La leyenda del prestamista
En la mísera covacha, oscura y húmeda como una mazmorra, en medio de la balumba de prendas heterogéneas colgadas de las escarpias o amontonadas en los rincones, el viejo prestamista sentado detrás del mostrador acecha pacientemente la llegada de sus víctimas. ¡Con qué fruición clava sus pupilas de gato en su riqueza, en aquellos mil objetos prisioneros que esperan vanamente su rescate! Aquella falda negra conserva aún la postrera lágrima del esposo al expirar en el regazo de la esposa; este bordado pañolón de burato es de una pecadora que—pasada la época del esplendor—comienza a bajar la pendiente que conduce al hospital; esos libros, empeñados uno tras otro, prolongaron unos días más la agonía del sabio olvidado, quien no acertaba a desprenderse de ellos como si fuesen hijos queridos; la máquina de coser, silenciosa ahora y enmohecida, alegró con su incesante charla el cuartito de la obrera, de la huérfana que durante mucho tiempo luchó contra las tentaciones del vicio, hasta que, falta de trabajo y agotados los recursos, cayó vencida en el arroyo; la condecoración que brilla bajo un fanal fué de un inválido que hoy va de puerta en puerta pidiendo socorro a los mismos a quienes defendió con su fusil; aquellas herramientas, brillantes aún como un trofeo, proporcionaron al carpintero estropeado la medicina para el niño moribundo, pero no lo suficiente para comprarle el ataúd.
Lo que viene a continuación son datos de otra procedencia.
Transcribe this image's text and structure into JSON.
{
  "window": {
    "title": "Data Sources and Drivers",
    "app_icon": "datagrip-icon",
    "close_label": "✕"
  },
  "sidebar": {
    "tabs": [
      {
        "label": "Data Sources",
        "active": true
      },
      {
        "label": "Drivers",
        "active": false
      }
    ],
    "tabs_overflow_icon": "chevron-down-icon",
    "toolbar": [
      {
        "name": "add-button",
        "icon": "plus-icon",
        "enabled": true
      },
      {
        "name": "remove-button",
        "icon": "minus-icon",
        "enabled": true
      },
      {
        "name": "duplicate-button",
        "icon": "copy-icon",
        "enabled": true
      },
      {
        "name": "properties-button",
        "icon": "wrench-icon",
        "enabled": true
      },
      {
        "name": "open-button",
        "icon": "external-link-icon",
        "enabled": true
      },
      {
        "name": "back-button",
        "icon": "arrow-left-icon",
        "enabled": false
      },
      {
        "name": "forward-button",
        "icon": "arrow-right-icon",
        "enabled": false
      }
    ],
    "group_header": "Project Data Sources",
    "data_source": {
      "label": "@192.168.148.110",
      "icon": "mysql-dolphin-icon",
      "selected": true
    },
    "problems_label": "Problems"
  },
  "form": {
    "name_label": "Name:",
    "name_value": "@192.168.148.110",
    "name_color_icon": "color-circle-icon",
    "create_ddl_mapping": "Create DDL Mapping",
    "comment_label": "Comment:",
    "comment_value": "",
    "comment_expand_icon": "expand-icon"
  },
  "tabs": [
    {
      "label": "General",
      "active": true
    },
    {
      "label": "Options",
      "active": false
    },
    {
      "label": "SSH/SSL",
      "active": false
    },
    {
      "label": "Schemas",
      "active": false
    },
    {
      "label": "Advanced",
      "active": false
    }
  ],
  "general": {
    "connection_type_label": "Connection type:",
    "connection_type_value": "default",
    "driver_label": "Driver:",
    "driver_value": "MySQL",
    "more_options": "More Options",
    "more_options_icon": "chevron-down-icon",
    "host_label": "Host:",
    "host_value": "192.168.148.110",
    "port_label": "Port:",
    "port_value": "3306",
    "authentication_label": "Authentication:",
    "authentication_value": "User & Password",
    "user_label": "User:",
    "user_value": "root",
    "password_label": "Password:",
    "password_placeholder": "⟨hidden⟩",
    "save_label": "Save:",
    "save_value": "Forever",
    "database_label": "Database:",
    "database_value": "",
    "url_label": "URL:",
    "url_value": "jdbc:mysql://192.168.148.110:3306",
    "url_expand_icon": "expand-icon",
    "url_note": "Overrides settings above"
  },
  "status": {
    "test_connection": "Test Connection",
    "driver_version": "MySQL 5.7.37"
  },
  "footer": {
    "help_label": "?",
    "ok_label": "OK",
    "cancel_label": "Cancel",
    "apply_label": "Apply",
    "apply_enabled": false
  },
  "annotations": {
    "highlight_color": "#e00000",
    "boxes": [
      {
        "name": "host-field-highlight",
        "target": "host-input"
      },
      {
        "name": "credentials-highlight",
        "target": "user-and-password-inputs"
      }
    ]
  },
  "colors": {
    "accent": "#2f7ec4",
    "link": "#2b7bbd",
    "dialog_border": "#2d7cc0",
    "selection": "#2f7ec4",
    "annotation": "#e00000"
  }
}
De todos esos lúgubres objetos brota un coro de llantos que hiela el alma, pero que en el empedernido corazón del usurero resuena como una alegre música de monedas.
Durante largos años la covacha, con las fauces abiertas como un dragón, devoró hasta los últimos harapos de la miseria y se hartó de dolores.
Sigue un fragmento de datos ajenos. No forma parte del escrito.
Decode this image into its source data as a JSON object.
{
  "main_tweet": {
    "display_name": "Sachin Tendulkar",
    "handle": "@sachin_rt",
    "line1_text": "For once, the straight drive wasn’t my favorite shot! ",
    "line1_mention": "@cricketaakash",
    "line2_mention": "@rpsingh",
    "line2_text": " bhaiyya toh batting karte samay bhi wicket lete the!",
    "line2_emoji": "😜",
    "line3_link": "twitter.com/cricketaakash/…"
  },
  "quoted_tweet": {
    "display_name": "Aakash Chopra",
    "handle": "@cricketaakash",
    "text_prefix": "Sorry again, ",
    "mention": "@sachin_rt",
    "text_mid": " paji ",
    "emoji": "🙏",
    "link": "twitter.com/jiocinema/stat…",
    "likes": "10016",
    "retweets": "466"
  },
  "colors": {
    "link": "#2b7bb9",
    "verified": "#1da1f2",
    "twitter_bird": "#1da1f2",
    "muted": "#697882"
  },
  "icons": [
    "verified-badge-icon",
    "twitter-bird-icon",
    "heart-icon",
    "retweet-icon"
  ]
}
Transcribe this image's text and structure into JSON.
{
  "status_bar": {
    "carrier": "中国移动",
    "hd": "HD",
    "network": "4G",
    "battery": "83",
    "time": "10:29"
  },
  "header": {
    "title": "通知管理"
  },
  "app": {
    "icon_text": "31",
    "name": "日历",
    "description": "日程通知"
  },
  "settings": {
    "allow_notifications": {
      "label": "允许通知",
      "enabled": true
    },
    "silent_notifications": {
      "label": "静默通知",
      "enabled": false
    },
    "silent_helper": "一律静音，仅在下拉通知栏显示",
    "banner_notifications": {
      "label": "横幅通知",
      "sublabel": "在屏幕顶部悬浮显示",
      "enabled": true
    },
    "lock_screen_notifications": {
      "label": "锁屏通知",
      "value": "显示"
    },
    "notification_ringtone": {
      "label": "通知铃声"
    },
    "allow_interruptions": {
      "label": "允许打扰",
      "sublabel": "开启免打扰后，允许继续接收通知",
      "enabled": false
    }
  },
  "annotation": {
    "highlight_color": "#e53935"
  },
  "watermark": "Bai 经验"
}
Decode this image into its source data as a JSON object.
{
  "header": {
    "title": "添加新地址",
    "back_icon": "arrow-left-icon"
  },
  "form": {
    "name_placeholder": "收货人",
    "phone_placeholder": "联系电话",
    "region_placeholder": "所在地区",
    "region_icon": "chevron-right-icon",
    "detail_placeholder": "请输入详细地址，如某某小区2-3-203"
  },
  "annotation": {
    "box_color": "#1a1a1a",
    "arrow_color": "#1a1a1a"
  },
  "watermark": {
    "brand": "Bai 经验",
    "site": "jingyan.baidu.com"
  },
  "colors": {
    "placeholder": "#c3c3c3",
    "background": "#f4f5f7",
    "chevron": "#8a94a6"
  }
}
Las prendas pignoradas se convirtieron poco a poco en oro que fue a hacinarse en el sótano, en montón siempre creciente. Y cuando un día el usurero, oprimiendo contra su pecho el precio de las últimas prendas realizadas, bajó al escondrijo para revolcarse sobre su infame riqueza y embriagarse con el perfume del oro, resbaló en los peldaños y fué rebotando de cabeza hasta el fondo de la cueva. Pero al chocar contra el pavimento de monedas, no se oyó el alegre tintineo del oro. Hundióse su cuerpo en algo frío que mordía sus carnes, en algo muy amargo que invadió su boca, que le llenó la garganta, las entrañas, todos sus poros, ahogándole lentamente, tras largos siglos de infernal agonía.
El sótano se había convertido en un lago de lágrimas.